Hertfordshire Police and Crime Commissioner
- In office 22 November 2012 – 8 May 2024
- Preceded by: Office Created
- Succeeded by: Jonathan Ash-Edwards

Hertfordshire County Councillor for Bridgewater
- In office 9 May 2005 – 4 May 2017
- Preceded by: Julian Taunton
- Succeeded by: Terry Douris

Hertfordshire County Councillor for Hemel Hempstead Town
- In office 7 June 2001 – 9 May 2005
- Preceded by: Jennifer Beesley
- Succeeded by: Stephen Holmes

Personal details
- Born: December 1963 (age 62) Bristol, England
- Party: Conservative

= David Lloyd (police commissioner) =

Police and Crime Commissioner for Hertfordshire (2012–24)

David Edward Lloyd (born December 1963) is a British Conservative Party politician and financial adviser. He served as the Hertfordshire Police and Crime Commissioner between 2012 and 2024. He was a member of Milton Keynes Council in the 1990s and was a member of Hertfordshire County Council from 2001 to 2017.

==Early life==
Lloyd was born in Bristol, England, and educated in Berkshire.

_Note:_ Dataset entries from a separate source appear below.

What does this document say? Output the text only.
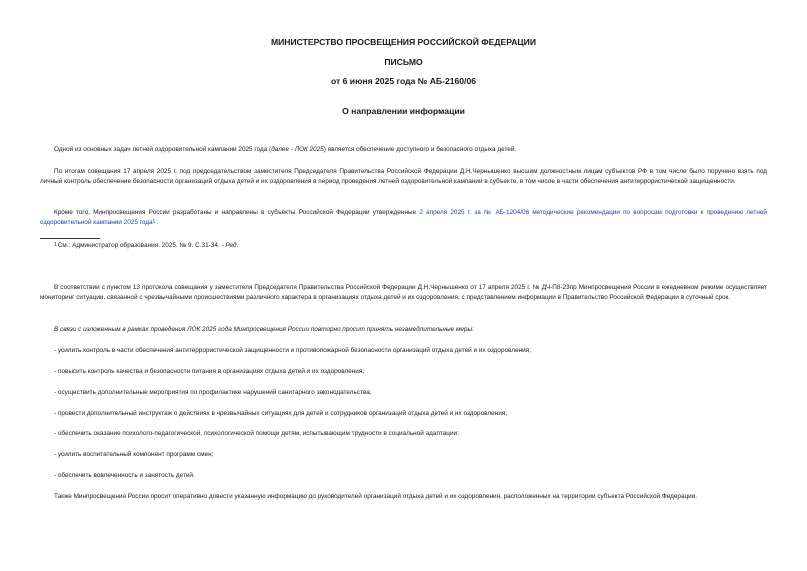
МИНИСТЕРСТВО ПРОСВЕЩЕНИЯ РОССИЙСКОЙ ФЕДЕРАЦИИ
ПИСЬМО
от 6 июня 2025 года № АБ-2160/06
О направлении информации
Одной из основных задач летней оздоровительной кампании 2025 года (далее - ЛОК 2025) является обеспечение доступного и безопасного отдыха детей.
По итогам совещания 17 апреля 2025 г. под председательством заместителя Председателя Правительства Российской Федерации Д.Н.Чернышенко высшим должностным лицам субъектов РФ в том числе было поручено взять под личный контроль обеспечение безопасности организаций отдыха детей и их оздоровления в период проведения летней оздоровительной кампании в субъекте, в том числе в части обеспечения антитеррористической защищенности.
Кроме того, Минпросвещения России разработаны и направлены в субъекты Российской Федерации утвержденные 2 апреля 2025 г. за № АБ-1204/06 методические рекомендации по вопросам подготовки к проведению летней оздоровительной кампании 2025 года$^1$.
$^1$См.: Администратор образования. 2025. № 9. С.31-34. - Ред.
В соответствии с пунктом 13 протокола совещания у заместителя Председателя Правительства Российской Федерации Д.Н.Чернышенко от 17 апреля 2025 г. № ДЧ-П8-23пр Минпросвещения России в ежедневном режиме осуществляет мониторинг ситуации, связанной с чрезвычайными происшествиями различного характера в организациях отдыха детей и их оздоровления, с представлением информации в Правительство Российской Федерации в суточный срок.
В связи с изложенным в рамках проведения ЛОК 2025 года Минпросвещения России повторно просит принять незамедлительные меры:
- усилить контроль в части обеспечения антитеррористической защищенности и противопожарной безопасности организаций отдыха детей и их оздоровления;
- повысить контроль качества и безопасности питания в организациях отдыха детей и их оздоровления;
- осуществить дополнительные мероприятия по профилактике нарушений санитарного законодательства;
- провести дополнительный инструктаж о действиях в чрезвычайных ситуациях для детей и сотрудников организаций отдыха детей и их оздоровления;
- обеспечить оказание психолого-педагогической, психологической помощи детям, испытывающим трудности в социальной адаптации;
- усилить воспитательный компонент программ смен;
- обеспечить вовлеченность и занятость детей.
Также Минпросвещения России просит оперативно довести указанную информацию до руководителей организаций отдыха детей и их оздоровления, расположенных на территории субъекта Российской Федерации.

He studied French at the University of Birmingham and at the University of Lyon.

==Career==
===Business career===
Following university, Lloyd spent ten years working in banking. Since then, he has worked as a financial adviser.

===Political career===
Lloyd was a local councillor. From 1992 to 1996, he was a member of Milton Keynes Council. On 7 June 2001, he was elected as a member of Hertfordshire County Council. Before being elected as PCC, he served as deputy leader of the county council. He also served as Chairman of the Hertfordshire Police Authority.

On 15 November 2012, Lloyd was elected the Hertfordshire Police and Crime Commissioner (PCC) for Hertfordshire Constabulary. He is the first person to hold this appointment; the PCCs were created to replace the now-abolished police authorities. In 2024 it was announced he would not be standing for the role again.